Imatinib has transformed chronic myeloid leukemia treatment, yet early molecular events linking BCR-ABL1 inhibition to leukemic cell fate remain incompletely understood. We investigated whether imatinib induces time-dependent Hippo–YAP transcript changes and delayed microRNA alterations in K562 cells.

Methods and Results

K562 cells were exposed to imatinib and analyzed using MTT viability assays, morphological assessment, AO/EB staining, intracellular reactive oxygen species measurement, and RT–qPCR profiling of core Hippo pathway genes and selected Hippo-associated microRNAs (n = 3 independent experiments). At 12 h, imatinib induced coordinated upregulation of Hippo pathway transcripts. By 48 h, Hippo-related mRNA levels largely returned toward baseline, whereas delayed upregulation of Hippo-associated microRNAs emerged.

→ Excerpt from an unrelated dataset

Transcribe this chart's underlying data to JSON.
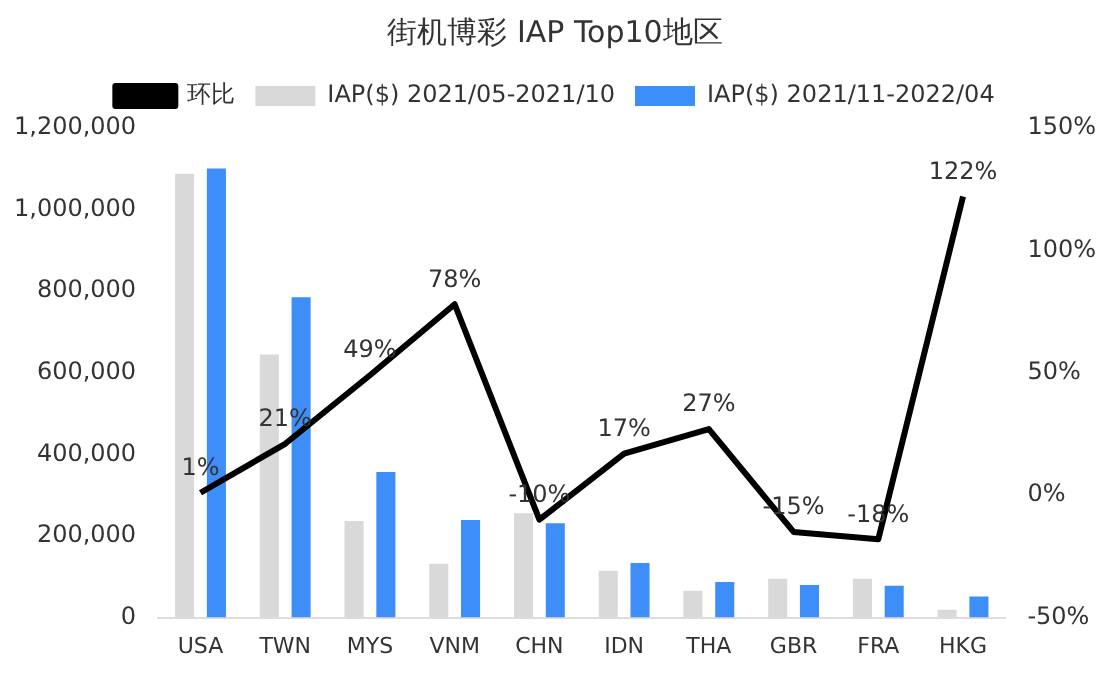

These molecular changes occurred alongside reduced viability, apoptosis-compatible morphological changes, and decreased ROS levels. To provide exploratory translational context, two public CD34⁺ chronic myeloid leukemia microarray datasets were re-analyzed: GSE12211 (paired pre/post imatinib; n = 6 patients) and GSE14671 (responders vs. non-responders; n = 59 patients). These analyses showed heterogeneous, small-magnitude changes in composite Hippo kinase and YAP/TAZ–TEAD output scores after imatinib exposure and no baseline stratification of responders.

Conclusions

Imatinib exposure in K562 cells is associated with an early Hippo pathway transcript surge followed by delayed microRNA alterations. The CD34⁺ analyses were exploratory and did not validate a uniform primary-sample Hippo–YAP response. Further functional studies are required to determine whether these microRNAs directly regulate Hippo pathway transcripts or influence leukemic cell fate.